Entre estas narrativas tenemos:
● Es un conflicto religioso: el cual lleva miles de años (se habla incluso de tiempos bíblicos), donde judíos y árabes disputan una tierra de promisión. Esta narrativa pasa por alto hechos como que antes de la aparición del sionismo la población musulmana, judía y cristiana ortodoxa convivió pacíficamente, ya fuera bajo los califas omeyas o el imperio Turco Otomano. Por otra parte, tiene como punto de partida que no existen otros grupos religiosos en Palestina o que son una minoría insignificante. Asimismo, asume que la comunidad judía apoya de manera unánime al régimen de Tel Aviv sin tener en cuenta importantes movimientos como Neturei Karta, quienes consideran ilegitimo a Israel y sus pretensiones sobre los territorios ocupados.
● Es un conflicto de civilizaciones: tal como lo expone Samuel Huntington en su libro- manifiesto, los árabes y el islam representan la otredad, y al no compartir los mismos valores representa un peligro para la civilización blanca, cristiana y occidental. Así lo han declarado Benjamín Netanyahu o Donald Trump en sus alocuciones donde consideran a Israel como último bastión en Medio Oriente frente al avance del islam radical. Al igual que la narrativa religiosa, desconoce el valor de la cultura islámica y su complementariedad con el proyecto civilizador de occidente, además de pasar por alto proyectos alternativos al poder hegemónico de EE. UU y la unión europea como el Sur Global y las alianzas de los que siempre han sido considerado el Tercer Mundo.
● Es un conflicto entre la democracia y el terrorismo: Narrativa construida desde el 11 de septiembre, donde se identifica cualquier movimiento alternativo, de liberación nacional o de lucha social, con el terrorismo internacional. Esto se hace patente ante las declaraciones del presidente de Colombia Gustavo Petro, que ya en el marco de la Asamblea General de las Naciones Unidas pedía una solución negociada y el reconocimiento de Palestina como territorio ocupado; las reacciones no se hicieron esperar y comienzan con el embajador israelí Gali Dagan que acusa al mandatario de apoyar el terrorismo de Hamas y ponerse en contra de la legitimidad del derecho internacional. Poco o nada se habla de la ocupación israelí, el asesinato de civiles, la destrucción de casas, el arresto de niños o las detenciones “administrativas”, donde cientos de palestinos se encuentran presos sin ningún proceso ante entes judiciales. La palabra “ocupación” se reemplaza por “soberanía”, y las acciones contra el Derecho Internacional Humanitario se ignoran de manera intencionada, siempre para favorecer a quien se impone únicamente por la fuerza.

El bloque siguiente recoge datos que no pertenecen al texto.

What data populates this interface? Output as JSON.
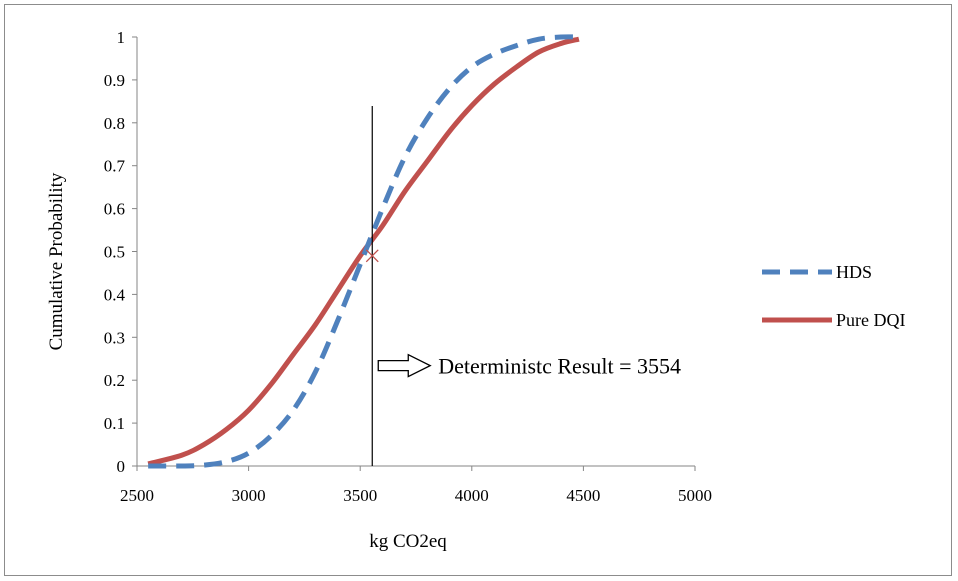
{
  "chart_data": {
    "type": "line",
    "title": "",
    "xlabel": "kg CO2eq",
    "ylabel": "Cumulative Probability",
    "xlim": [
      2500,
      5000
    ],
    "ylim": [
      0,
      1
    ],
    "x_ticks": [
      "2500",
      "3000",
      "3500",
      "4000",
      "4500",
      "5000"
    ],
    "y_ticks": [
      "0",
      "0.1",
      "0.2",
      "0.3",
      "0.4",
      "0.5",
      "0.6",
      "0.7",
      "0.8",
      "0.9",
      "1"
    ],
    "grid": false,
    "legend_position": "right",
    "series": [
      {
        "name": "HDS",
        "style": "dashed",
        "color": "#4f81bd",
        "points": [
          [
            2550,
            0.0
          ],
          [
            2700,
            0.0
          ],
          [
            2800,
            0.002
          ],
          [
            2900,
            0.01
          ],
          [
            3000,
            0.03
          ],
          [
            3100,
            0.07
          ],
          [
            3200,
            0.13
          ],
          [
            3300,
            0.22
          ],
          [
            3400,
            0.34
          ],
          [
            3500,
            0.47
          ],
          [
            3600,
            0.6
          ],
          [
            3700,
            0.72
          ],
          [
            3800,
            0.81
          ],
          [
            3900,
            0.88
          ],
          [
            4000,
            0.93
          ],
          [
            4100,
            0.96
          ],
          [
            4200,
            0.98
          ],
          [
            4300,
            0.995
          ],
          [
            4400,
            1.0
          ],
          [
            4480,
            1.0
          ]
        ]
      },
      {
        "name": "Pure DQI",
        "style": "solid",
        "color": "#c0504d",
        "points": [
          [
            2550,
            0.005
          ],
          [
            2700,
            0.025
          ],
          [
            2800,
            0.05
          ],
          [
            2900,
            0.085
          ],
          [
            3000,
            0.13
          ],
          [
            3100,
            0.19
          ],
          [
            3200,
            0.26
          ],
          [
            3300,
            0.33
          ],
          [
            3400,
            0.41
          ],
          [
            3500,
            0.49
          ],
          [
            3600,
            0.56
          ],
          [
            3700,
            0.64
          ],
          [
            3800,
            0.71
          ],
          [
            3900,
            0.78
          ],
          [
            4000,
            0.84
          ],
          [
            4100,
            0.89
          ],
          [
            4200,
            0.93
          ],
          [
            4300,
            0.965
          ],
          [
            4400,
            0.985
          ],
          [
            4480,
            0.995
          ]
        ]
      }
    ],
    "reference_line": {
      "x": 3554
    },
    "marker": {
      "x": 3554,
      "y": 0.49,
      "symbol": "x"
    },
    "annotation": {
      "text": "Deterministc Result = 3554",
      "x": 3554,
      "y": 0.22
    }
  }
}
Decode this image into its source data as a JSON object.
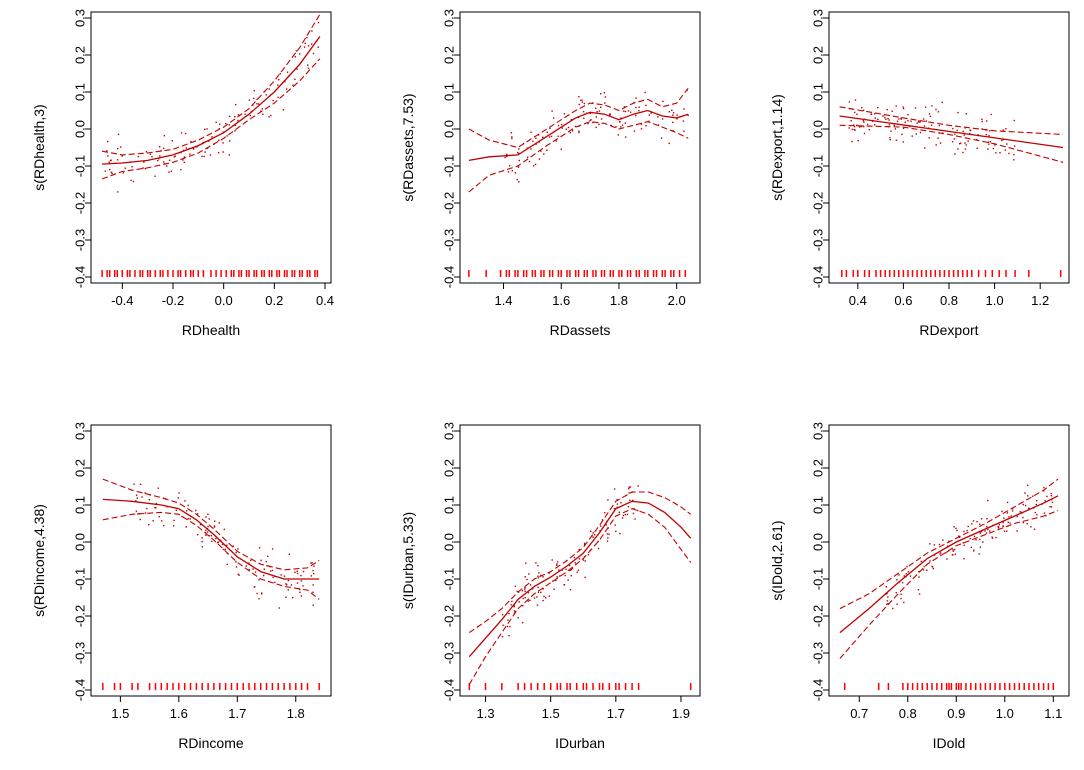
{
  "figure": {
    "colors": {
      "fit": "#c00000",
      "rug": "#ff0000",
      "axis": "#000000",
      "background": "#ffffff"
    }
  },
  "chart_data": [
    {
      "type": "line",
      "xlabel": "RDhealth",
      "ylabel": "s(RDhealth,3)",
      "xlim": [
        -0.5,
        0.4
      ],
      "ylim": [
        -0.4,
        0.3
      ],
      "xticks": [
        -0.4,
        -0.2,
        0.0,
        0.2,
        0.4
      ],
      "xtick_labels": [
        "-0.4",
        "-0.2",
        "0.0",
        "0.2",
        "0.4"
      ],
      "yticks": [
        -0.4,
        -0.3,
        -0.2,
        -0.1,
        0.0,
        0.1,
        0.2,
        0.3
      ],
      "ytick_labels": [
        "-0.4",
        "-0.3",
        "-0.2",
        "-0.1",
        "0.0",
        "0.1",
        "0.2",
        "0.3"
      ],
      "series": [
        {
          "name": "fit",
          "x": [
            -0.48,
            -0.4,
            -0.3,
            -0.2,
            -0.1,
            0.0,
            0.1,
            0.2,
            0.3,
            0.38
          ],
          "y": [
            -0.095,
            -0.092,
            -0.085,
            -0.07,
            -0.045,
            -0.01,
            0.04,
            0.1,
            0.175,
            0.25
          ]
        },
        {
          "name": "upper",
          "x": [
            -0.48,
            -0.4,
            -0.3,
            -0.2,
            -0.1,
            0.0,
            0.1,
            0.2,
            0.3,
            0.38
          ],
          "y": [
            -0.06,
            -0.07,
            -0.065,
            -0.055,
            -0.03,
            0.005,
            0.055,
            0.13,
            0.22,
            0.31
          ]
        },
        {
          "name": "lower",
          "x": [
            -0.48,
            -0.4,
            -0.3,
            -0.2,
            -0.1,
            0.0,
            0.1,
            0.2,
            0.3,
            0.38
          ],
          "y": [
            -0.135,
            -0.115,
            -0.105,
            -0.09,
            -0.065,
            -0.025,
            0.025,
            0.07,
            0.13,
            0.19
          ]
        }
      ],
      "points": {
        "xmin": -0.48,
        "xmax": 0.38,
        "n": 140,
        "spread": 0.04,
        "seed": 11
      },
      "rug": {
        "x": [
          -0.48,
          -0.46,
          -0.45,
          -0.43,
          -0.42,
          -0.4,
          -0.38,
          -0.37,
          -0.35,
          -0.33,
          -0.32,
          -0.3,
          -0.29,
          -0.27,
          -0.25,
          -0.24,
          -0.22,
          -0.2,
          -0.18,
          -0.17,
          -0.15,
          -0.13,
          -0.12,
          -0.1,
          -0.08,
          -0.05,
          -0.03,
          -0.01,
          0.01,
          0.03,
          0.04,
          0.06,
          0.07,
          0.09,
          0.1,
          0.12,
          0.13,
          0.15,
          0.16,
          0.18,
          0.19,
          0.21,
          0.22,
          0.24,
          0.25,
          0.27,
          0.28,
          0.3,
          0.31,
          0.33,
          0.34,
          0.36,
          0.37
        ]
      }
    },
    {
      "type": "line",
      "xlabel": "RDassets",
      "ylabel": "s(RDassets,7.53)",
      "xlim": [
        1.27,
        2.06
      ],
      "ylim": [
        -0.4,
        0.3
      ],
      "xticks": [
        1.4,
        1.6,
        1.8,
        2.0
      ],
      "xtick_labels": [
        "1.4",
        "1.6",
        "1.8",
        "2.0"
      ],
      "yticks": [
        -0.4,
        -0.3,
        -0.2,
        -0.1,
        0.0,
        0.1,
        0.2,
        0.3
      ],
      "ytick_labels": [
        "-0.4",
        "-0.3",
        "-0.2",
        "-0.1",
        "0.0",
        "0.1",
        "0.2",
        "0.3"
      ],
      "series": [
        {
          "name": "fit",
          "x": [
            1.28,
            1.35,
            1.45,
            1.55,
            1.65,
            1.7,
            1.75,
            1.8,
            1.85,
            1.9,
            1.95,
            2.0,
            2.04
          ],
          "y": [
            -0.085,
            -0.075,
            -0.07,
            -0.02,
            0.03,
            0.045,
            0.04,
            0.025,
            0.04,
            0.05,
            0.035,
            0.03,
            0.04
          ]
        },
        {
          "name": "upper",
          "x": [
            1.28,
            1.35,
            1.45,
            1.55,
            1.65,
            1.7,
            1.75,
            1.8,
            1.85,
            1.9,
            1.95,
            2.0,
            2.04
          ],
          "y": [
            0.0,
            -0.03,
            -0.05,
            0.0,
            0.05,
            0.07,
            0.065,
            0.05,
            0.07,
            0.08,
            0.06,
            0.07,
            0.11
          ]
        },
        {
          "name": "lower",
          "x": [
            1.28,
            1.35,
            1.45,
            1.55,
            1.65,
            1.7,
            1.75,
            1.8,
            1.85,
            1.9,
            1.95,
            2.0,
            2.04
          ],
          "y": [
            -0.17,
            -0.125,
            -0.1,
            -0.045,
            0.005,
            0.02,
            0.015,
            0.0,
            0.01,
            0.02,
            0.005,
            -0.01,
            -0.025
          ]
        },
        {
          "name": "fit-extra",
          "x": [],
          "y": []
        }
      ],
      "points": {
        "xmin": 1.4,
        "xmax": 2.04,
        "n": 140,
        "spread": 0.045,
        "seed": 23
      },
      "rug": {
        "x": [
          1.28,
          1.34,
          1.39,
          1.41,
          1.42,
          1.44,
          1.45,
          1.47,
          1.48,
          1.5,
          1.51,
          1.53,
          1.54,
          1.56,
          1.57,
          1.59,
          1.6,
          1.62,
          1.63,
          1.65,
          1.66,
          1.68,
          1.69,
          1.71,
          1.72,
          1.74,
          1.75,
          1.77,
          1.78,
          1.8,
          1.81,
          1.83,
          1.84,
          1.86,
          1.87,
          1.89,
          1.9,
          1.92,
          1.93,
          1.95,
          1.96,
          1.98,
          1.99,
          2.01,
          2.03
        ]
      }
    },
    {
      "type": "line",
      "xlabel": "RDexport",
      "ylabel": "s(RDexport,1.14)",
      "xlim": [
        0.3,
        1.3
      ],
      "ylim": [
        -0.4,
        0.3
      ],
      "xticks": [
        0.4,
        0.6,
        0.8,
        1.0,
        1.2
      ],
      "xtick_labels": [
        "0.4",
        "0.6",
        "0.8",
        "1.0",
        "1.2"
      ],
      "yticks": [
        -0.4,
        -0.3,
        -0.2,
        -0.1,
        0.0,
        0.1,
        0.2,
        0.3
      ],
      "ytick_labels": [
        "-0.4",
        "-0.3",
        "-0.2",
        "-0.1",
        "0.0",
        "0.1",
        "0.2",
        "0.3"
      ],
      "series": [
        {
          "name": "fit",
          "x": [
            0.32,
            1.3
          ],
          "y": [
            0.035,
            -0.05
          ]
        },
        {
          "name": "upper",
          "x": [
            0.32,
            0.6,
            0.8,
            1.0,
            1.3
          ],
          "y": [
            0.06,
            0.03,
            0.01,
            -0.005,
            -0.015
          ]
        },
        {
          "name": "lower",
          "x": [
            0.32,
            0.6,
            0.8,
            1.0,
            1.3
          ],
          "y": [
            0.01,
            0.005,
            -0.015,
            -0.04,
            -0.09
          ]
        }
      ],
      "points": {
        "xmin": 0.35,
        "xmax": 1.1,
        "n": 150,
        "spread": 0.04,
        "seed": 37
      },
      "rug": {
        "x": [
          0.33,
          0.35,
          0.38,
          0.4,
          0.43,
          0.45,
          0.48,
          0.5,
          0.52,
          0.54,
          0.56,
          0.58,
          0.6,
          0.62,
          0.64,
          0.66,
          0.68,
          0.7,
          0.72,
          0.74,
          0.76,
          0.78,
          0.8,
          0.82,
          0.84,
          0.86,
          0.88,
          0.9,
          0.93,
          0.96,
          0.99,
          1.02,
          1.05,
          1.09,
          1.15,
          1.29
        ]
      }
    },
    {
      "type": "line",
      "xlabel": "RDincome",
      "ylabel": "s(RDincome,4.38)",
      "xlim": [
        1.46,
        1.85
      ],
      "ylim": [
        -0.4,
        0.3
      ],
      "xticks": [
        1.5,
        1.6,
        1.7,
        1.8
      ],
      "xtick_labels": [
        "1.5",
        "1.6",
        "1.7",
        "1.8"
      ],
      "yticks": [
        -0.4,
        -0.3,
        -0.2,
        -0.1,
        0.0,
        0.1,
        0.2,
        0.3
      ],
      "ytick_labels": [
        "-0.4",
        "-0.3",
        "-0.2",
        "-0.1",
        "0.0",
        "0.1",
        "0.2",
        "0.3"
      ],
      "series": [
        {
          "name": "fit",
          "x": [
            1.47,
            1.52,
            1.57,
            1.6,
            1.63,
            1.66,
            1.7,
            1.74,
            1.78,
            1.82,
            1.84
          ],
          "y": [
            0.115,
            0.11,
            0.1,
            0.09,
            0.06,
            0.02,
            -0.04,
            -0.08,
            -0.1,
            -0.1,
            -0.1
          ]
        },
        {
          "name": "upper",
          "x": [
            1.47,
            1.52,
            1.57,
            1.6,
            1.63,
            1.66,
            1.7,
            1.74,
            1.78,
            1.82,
            1.84
          ],
          "y": [
            0.17,
            0.14,
            0.12,
            0.105,
            0.075,
            0.035,
            -0.025,
            -0.06,
            -0.075,
            -0.07,
            -0.05
          ]
        },
        {
          "name": "lower",
          "x": [
            1.47,
            1.52,
            1.57,
            1.6,
            1.63,
            1.66,
            1.7,
            1.74,
            1.78,
            1.82,
            1.84
          ],
          "y": [
            0.06,
            0.075,
            0.08,
            0.075,
            0.045,
            0.005,
            -0.055,
            -0.1,
            -0.12,
            -0.13,
            -0.155
          ]
        }
      ],
      "points": {
        "xmin": 1.52,
        "xmax": 1.83,
        "n": 140,
        "spread": 0.045,
        "seed": 51
      },
      "rug": {
        "x": [
          1.47,
          1.49,
          1.5,
          1.52,
          1.53,
          1.55,
          1.56,
          1.57,
          1.58,
          1.59,
          1.6,
          1.61,
          1.62,
          1.63,
          1.64,
          1.65,
          1.66,
          1.67,
          1.68,
          1.69,
          1.7,
          1.71,
          1.72,
          1.73,
          1.74,
          1.75,
          1.76,
          1.77,
          1.78,
          1.79,
          1.8,
          1.81,
          1.82,
          1.84
        ]
      }
    },
    {
      "type": "line",
      "xlabel": "IDurban",
      "ylabel": "s(IDurban,5.33)",
      "xlim": [
        1.24,
        1.94
      ],
      "ylim": [
        -0.4,
        0.3
      ],
      "xticks": [
        1.3,
        1.5,
        1.7,
        1.9
      ],
      "xtick_labels": [
        "1.3",
        "1.5",
        "1.7",
        "1.9"
      ],
      "yticks": [
        -0.4,
        -0.3,
        -0.2,
        -0.1,
        0.0,
        0.1,
        0.2,
        0.3
      ],
      "ytick_labels": [
        "-0.4",
        "-0.3",
        "-0.2",
        "-0.1",
        "0.0",
        "0.1",
        "0.2",
        "0.3"
      ],
      "series": [
        {
          "name": "fit",
          "x": [
            1.25,
            1.3,
            1.35,
            1.4,
            1.45,
            1.5,
            1.55,
            1.6,
            1.65,
            1.7,
            1.75,
            1.8,
            1.85,
            1.9,
            1.93
          ],
          "y": [
            -0.31,
            -0.26,
            -0.21,
            -0.155,
            -0.12,
            -0.095,
            -0.065,
            -0.03,
            0.025,
            0.09,
            0.11,
            0.105,
            0.08,
            0.04,
            0.01
          ]
        },
        {
          "name": "upper",
          "x": [
            1.25,
            1.3,
            1.35,
            1.4,
            1.45,
            1.5,
            1.55,
            1.6,
            1.65,
            1.7,
            1.75,
            1.8,
            1.85,
            1.9,
            1.93
          ],
          "y": [
            -0.245,
            -0.215,
            -0.18,
            -0.135,
            -0.1,
            -0.08,
            -0.05,
            -0.015,
            0.045,
            0.11,
            0.135,
            0.135,
            0.12,
            0.095,
            0.075
          ]
        },
        {
          "name": "lower",
          "x": [
            1.25,
            1.3,
            1.35,
            1.4,
            1.45,
            1.5,
            1.55,
            1.6,
            1.65,
            1.7,
            1.75,
            1.8,
            1.85,
            1.9,
            1.93
          ],
          "y": [
            -0.385,
            -0.31,
            -0.245,
            -0.18,
            -0.14,
            -0.11,
            -0.08,
            -0.045,
            0.005,
            0.07,
            0.09,
            0.075,
            0.04,
            -0.02,
            -0.055
          ]
        }
      ],
      "points": {
        "xmin": 1.35,
        "xmax": 1.77,
        "n": 140,
        "spread": 0.045,
        "seed": 67
      },
      "rug": {
        "x": [
          1.25,
          1.3,
          1.35,
          1.4,
          1.42,
          1.44,
          1.46,
          1.48,
          1.5,
          1.52,
          1.53,
          1.55,
          1.56,
          1.58,
          1.6,
          1.61,
          1.63,
          1.65,
          1.66,
          1.68,
          1.7,
          1.71,
          1.73,
          1.75,
          1.77,
          1.93
        ]
      }
    },
    {
      "type": "line",
      "xlabel": "IDold",
      "ylabel": "s(IDold,2.61)",
      "xlim": [
        0.65,
        1.12
      ],
      "ylim": [
        -0.4,
        0.3
      ],
      "xticks": [
        0.7,
        0.8,
        0.9,
        1.0,
        1.1
      ],
      "xtick_labels": [
        "0.7",
        "0.8",
        "0.9",
        "1.0",
        "1.1"
      ],
      "yticks": [
        -0.4,
        -0.3,
        -0.2,
        -0.1,
        0.0,
        0.1,
        0.2,
        0.3
      ],
      "ytick_labels": [
        "-0.4",
        "-0.3",
        "-0.2",
        "-0.1",
        "0.0",
        "0.1",
        "0.2",
        "0.3"
      ],
      "series": [
        {
          "name": "fit",
          "x": [
            0.66,
            0.72,
            0.78,
            0.84,
            0.9,
            0.96,
            1.02,
            1.08,
            1.11
          ],
          "y": [
            -0.245,
            -0.18,
            -0.11,
            -0.045,
            0.0,
            0.035,
            0.07,
            0.105,
            0.125
          ]
        },
        {
          "name": "upper",
          "x": [
            0.66,
            0.72,
            0.78,
            0.84,
            0.9,
            0.96,
            1.02,
            1.08,
            1.11
          ],
          "y": [
            -0.18,
            -0.14,
            -0.085,
            -0.03,
            0.01,
            0.05,
            0.095,
            0.14,
            0.17
          ]
        },
        {
          "name": "lower",
          "x": [
            0.66,
            0.72,
            0.78,
            0.84,
            0.9,
            0.96,
            1.02,
            1.08,
            1.11
          ],
          "y": [
            -0.315,
            -0.225,
            -0.14,
            -0.06,
            -0.01,
            0.02,
            0.05,
            0.07,
            0.085
          ]
        }
      ],
      "points": {
        "xmin": 0.75,
        "xmax": 1.1,
        "n": 150,
        "spread": 0.04,
        "seed": 83
      },
      "rug": {
        "x": [
          0.67,
          0.74,
          0.76,
          0.79,
          0.8,
          0.81,
          0.82,
          0.83,
          0.84,
          0.85,
          0.86,
          0.87,
          0.88,
          0.885,
          0.89,
          0.9,
          0.905,
          0.91,
          0.92,
          0.93,
          0.94,
          0.95,
          0.96,
          0.97,
          0.98,
          0.99,
          1.0,
          1.01,
          1.02,
          1.03,
          1.04,
          1.05,
          1.06,
          1.07,
          1.08,
          1.09,
          1.1
        ]
      }
    }
  ]
}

Y es que ciertamente en la política de apartheid y colonialismo simpe habrá como justificar la barbarie. Mientras en el bando israelí se habla de “asesinados”, los palestinos sólo son “muertos”. Cada día de se realiza de manera más eficiente la limpieza étnica. Hoy se normaliza “marcar” en un brazo a los niños (sombra de los tatuajes en Auschwitz) para reconocerles tras ser destrozados en un bombardeo. Hoy la imagen de una madre palestina aferrada al cadáver de su hijo se ha convertido en parte del paisaje mediático… hoy sufren y mueren los condenados de la tierra.